I wonder if somebody could give me some guidance on this.
I manage a website programmed in PHP and having MySQL backend. Recently some of my clients raised concerns about the security of their data. It is not credit card information or so, however I would like to sort it out.
I have a button on the web site which the clients click to tell me that their data should now be analysed and a report sent to them. My php program pulls out the records for this particular user and writes them into an excel file on my web space(on a shared hosting). The same php program then attaches this excel file to an email and sent it to me.
I want to make sure that this data in the excel file is securely transmitted during the above process.

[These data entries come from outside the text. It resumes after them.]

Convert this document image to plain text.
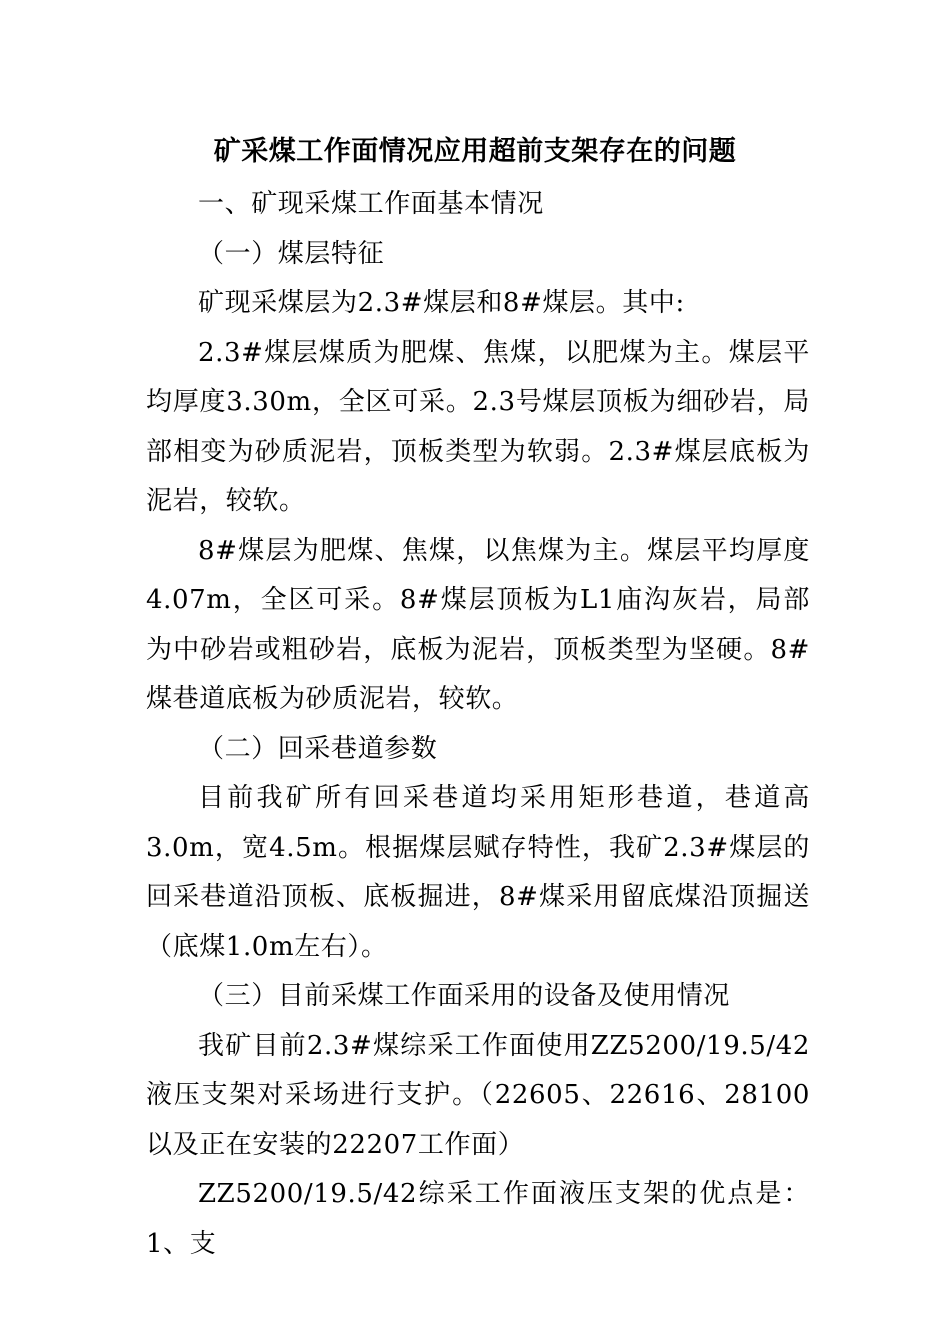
矿采煤工作面情况应用超前支架存在的问题

一、矿现采煤工作面基本情况

（一）煤层特征

矿现采煤层为2.3#煤层和8#煤层。其中:

2.3#煤层煤质为肥煤、焦煤，以肥煤为主。煤层平均厚度3.30m，全区可采。2.3号煤层顶板为细砂岩，局部相变为砂质泥岩，顶板类型为软弱。2.3#煤层底板为泥岩，较软。

8#煤层为肥煤、焦煤，以焦煤为主。煤层平均厚度4.07m，全区可采。8#煤层顶板为L1庙沟灰岩，局部为中砂岩或粗砂岩，底板为泥岩，顶板类型为坚硬。8#煤巷道底板为砂质泥岩，较软。

（二）回采巷道参数

目前我矿所有回采巷道均采用矩形巷道，巷道高3.0m，宽4.5m。根据煤层赋存特性，我矿2.3#煤层的回采巷道沿顶板、底板掘进，8#煤采用留底煤沿顶掘送（底煤1.0m左右）。

（三）目前采煤工作面采用的设备及使用情况

我矿目前2.3#煤综采工作面使用ZZ5200/19.5/42液压支架对采场进行支护。（22605、22616、28100以及正在安装的22207工作面）

ZZ5200/19.5/42综采工作面液压支架的优点是：1、支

Any help would be much appreciated.
Yes exactly,I want to protect the content of the attachment from any e-mail snoopers. I am not worried about the ‘inside attack’.

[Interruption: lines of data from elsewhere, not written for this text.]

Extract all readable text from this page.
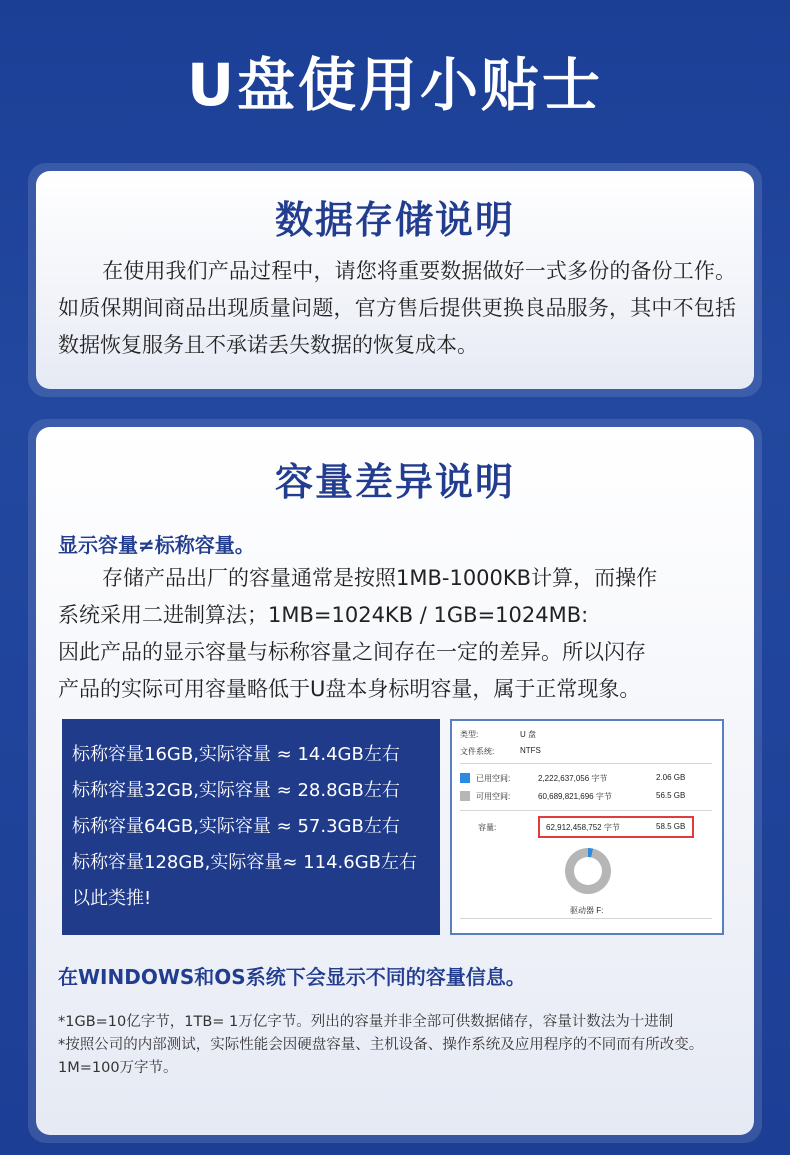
U盘使用小贴士
数据存储说明
在使用我们产品过程中，请您将重要数据做好一式多份的备份工作。如质保期间商品出现质量问题，官方售后提供更换良品服务，其中不包括数据恢复服务且不承诺丢失数据的恢复成本。
容量差异说明
显示容量≠标称容量。
存储产品出厂的容量通常是按照1MB-1000KB计算，而操作
系统采用二进制算法；1MB=1024KB / 1GB=1024MB:
因此产品的显示容量与标称容量之间存在一定的差异。所以闪存
产品的实际可用容量略低于U盘本身标明容量，属于正常现象。
标称容量16GB,实际容量 ≈ 14.4GB左右
标称容量32GB,实际容量 ≈ 28.8GB左右
标称容量64GB,实际容量 ≈ 57.3GB左右
标称容量128GB,实际容量≈ 114.6GB左右
以此类推!
类型:	U 盘
文件系统:	NTFS
已用空间:	2,222,637,056 字节	2.06 GB
可用空间:	60,689,821,696 字节	56.5 GB
容量:	62,912,458,752 字节	58.5 GB
驱动器 F:
在WINDOWS和OS系统下会显示不同的容量信息。

*1GB=10亿字节，1TB= 1万亿字节。列出的容量并非全部可供数据储存，容量计数法为十进制

*按照公司的内部测试，实际性能会因硬盘容量、主机设备、操作系统及应用程序的不同而有所改变。1M=100万字节。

I am going to have a look at your suggestions.
What is the exact attack surface that you are trying to defend? As I understand it, you simply want to protect the e-mail from being read by man-in-the-middle attackers. Is that correct?
The first thing that you need to realize is that the data itself is vulnerable to anyone else on the shared hosting server (that doesn’t necessarily mean it can be hacked in practice, but it can in theory). As such, there is no way to adequately shield your data from attackers “on the inside.” The only real protection that you can build is against e-mail snoopers.
For this you should look into some sort of OpenPGP encryption for the e-mail. If you’d like to roll out your own solution rather than relying on other software, you need to look into public/private key encryption (e.g. RSA). I believe that the OpenSSL extension has the functionality that you require. Keep your private key safe on your home computer and give the server your public key for encryption.